ONX-0914 Induces Apoptosis and Autophagy with p53 Regulation in Human Glioblastoma Cells

SIMPLE SUMMARY: ONX-0914 (PR957) is a proteasome subunit beta type-8 (PSMB8)-selective inhibitor. Previous studies have shown that inhibiting PSMB8 expression in a glioblastoma reduces tumor progression and angiogenesis. This study shows that ONX-0914 inhibits glioblastoma cell proliferation and induces cell death through apoptosis and autophagy via p53. In a mouse xenograft model, TMZ-combined ONX-0914 reduced tumor progression. This is the first study to evaluate the ONX-0914 function in glioblastomas. ABSTRACT: Glioblastoma is believed to be one of the most aggressive brain tumors in the world. ONX-0914 (PR957) is a selective inhibitor of proteasome subunit beta type-8 (PSMB8).
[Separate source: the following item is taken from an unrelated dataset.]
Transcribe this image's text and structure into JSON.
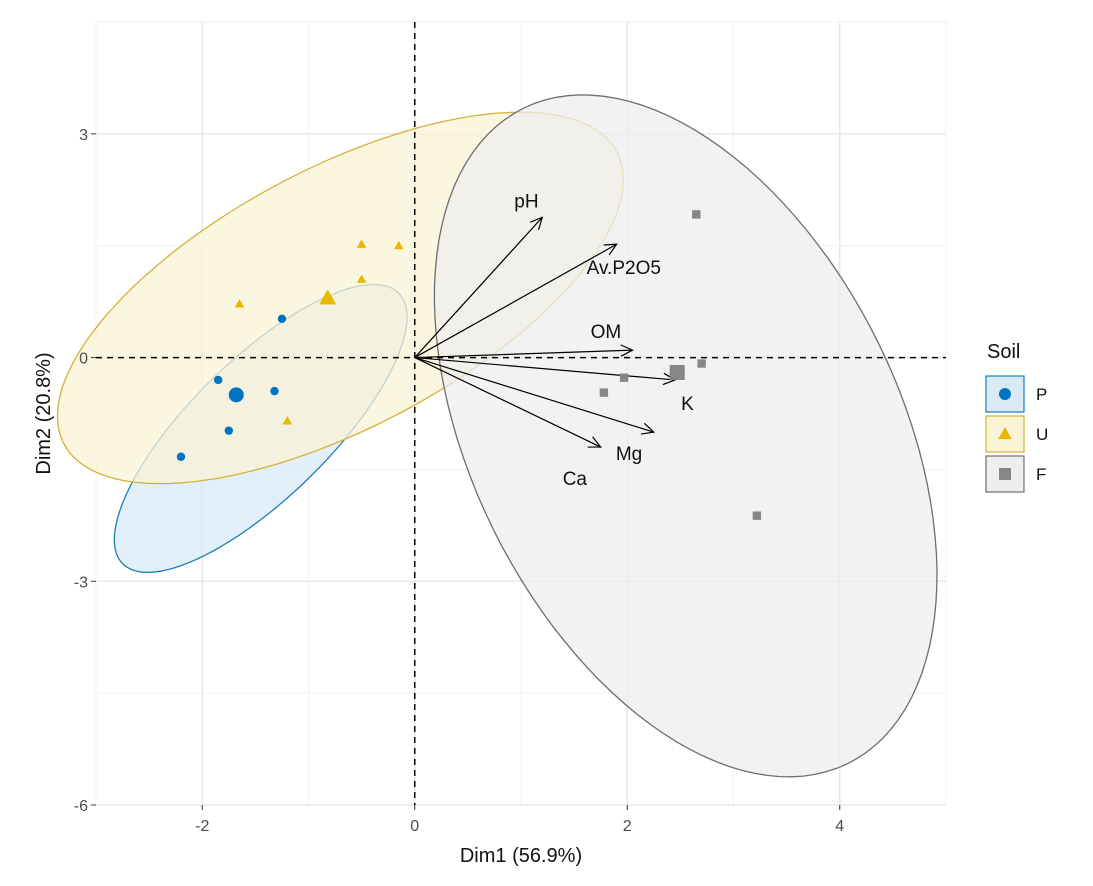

Previous studies have shown that inhibiting PSMB8 expression in glioblastoma reduces tumor progression. Therefore, this study aimed to determine whether ONX-0914 has antitumor effects on human glioblastoma. The results indicated that ONX-0914 treatment inhibited survival in LN229, GBM8401, and U87MG glioblastoma cells. Cell cycle analysis showed that ONX-0914 treatment caused cell cycle arrest at the G1 phase and apoptosis in glioblastoma cells. The protein expression of BCL-2 was reduced and PARP was cleaved after ONX-0914 treatment. Furthermore, the levels of p53 and phosphorylated p53 were increased by ONX-0914 treatment in glioblastoma cells. ONX-0914 also induced autophagy in glioblastoma cells. Furthermore, the p53 inhibitor pifithrin attenuated apoptosis but enhanced autophagy caused by ONX-0914. In an orthotopic mouse model, TMZ plus ONX-0914 reduced tumor progression better than the control or TMZ alone. These data suggest that ONX-0914 is a novel therapeutic drug for glioblastoma.